William Lewin, an Elizabethan churchman, tutor, and member of parliament, was buried in the church in 1598.

John George Appold, FRS (1800–65), a pioneer of the centrifugal pump, is commemorated with a stone tablet inside the church.

The Rev. Samuel Annesley (1620–96), the prominent nonconformist minister and father of Susanna Wesley (thus grandfather of John and Charles Wesley), is buried in an unmarked plot in the churchyard.

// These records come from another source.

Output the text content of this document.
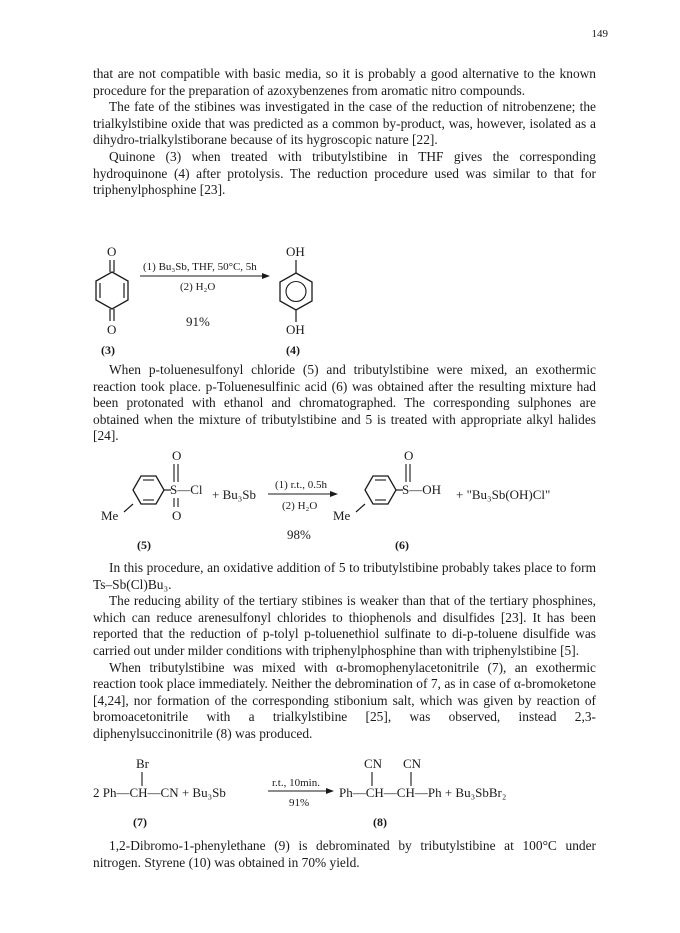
149

that are not compatible with basic media, so it is probably a good alternative to the known procedure for the preparation of azoxybenzenes from aromatic nitro compounds.

The fate of the stibines was investigated in the case of the reduction of nitrobenzene; the trialkylstibine oxide that was predicted as a common by-product, was, however, isolated as a dihydro-trialkylstiborane because of its hygroscopic nature [22].

Quinone (3) when treated with tributylstibine in THF gives the corresponding hydroquinone (4) after protolysis. The reduction procedure used was similar to that for triphenylphosphine [23].

O
O
(1) Bu₃Sb, THF, 50°C, 5h
(2) H₂O
91%
OH
OH
(3)	(4)

When p-toluenesulfonyl chloride (5) and tributylstibine were mixed, an exothermic reaction took place. p-Toluenesulfinic acid (6) was obtained after the resulting mixture had been protonated with ethanol and chromatographed. The corresponding sulphones are obtained when the mixture of tributylstibine and 5 is treated with appropriate alkyl halides [24].

O
S—Cl
O
Me
+ Bu₃Sb
(1) r.t., 0.5h
(2) H₂O
98%
O
S—OH
Me
+ "Bu₃Sb(OH)Cl"
(5)	(6)

In this procedure, an oxidative addition of 5 to tributylstibine probably takes place to form Ts–Sb(Cl)Bu₃.

The reducing ability of the tertiary stibines is weaker than that of the tertiary phosphines, which can reduce arenesulfonyl chlorides to thiophenols and disulfides [23]. It has been reported that the reduction of p-tolyl p-toluenethiol sulfinate to di-p-toluene disulfide was carried out under milder conditions with triphenylphosphine than with triphenylstibine [5].

When tributylstibine was mixed with α-bromophenylacetonitrile (7), an exothermic reaction took place immediately. Neither the debromination of 7, as in case of α-bromoketone [4,24], nor formation of the corresponding stibonium salt, which was given by reaction of bromoacetonitrile with a trialkylstibine [25], was observed, instead 2,3-diphenylsuccinonitrile (8) was produced.

Br
2 Ph—CH—CN + Bu₃Sb
r.t., 10min.
91%
CN CN
Ph—CH—CH—Ph + Bu₃SbBr₂
(7)	(8)

1,2-Dibromo-1-phenylethane (9) is debrominated by tributylstibine at 100°C under nitrogen. Styrene (10) was obtained in 70% yield.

Thomas Fairchild (1667–1724), a pioneer gardener and the author of The City Gardener, endowed an annual Whitsun sermon at the church on either The Wonderful World of God in the Creation or On the Certainty of the Resurrection of the Dead proved by Certain Change of the Animal and Vegetable Parts of the Creation. These sermons became locally known as "The Vegetable Sermon", and continued into the 1990s.

The Tudor diplomat Thomas Legh (?1511-1545) is also buried here.

Katherine Stafford, wife of Ralph Neville, 4th Earl of Westmorland, is buried here.

Johannes Banfi Hunyades, Hungarian alchemist and metallurgist, attended the church and two of his children, Johannes (1621–1696) and Elizabeth (1620–1710), have monumental graves in the crypt of the church.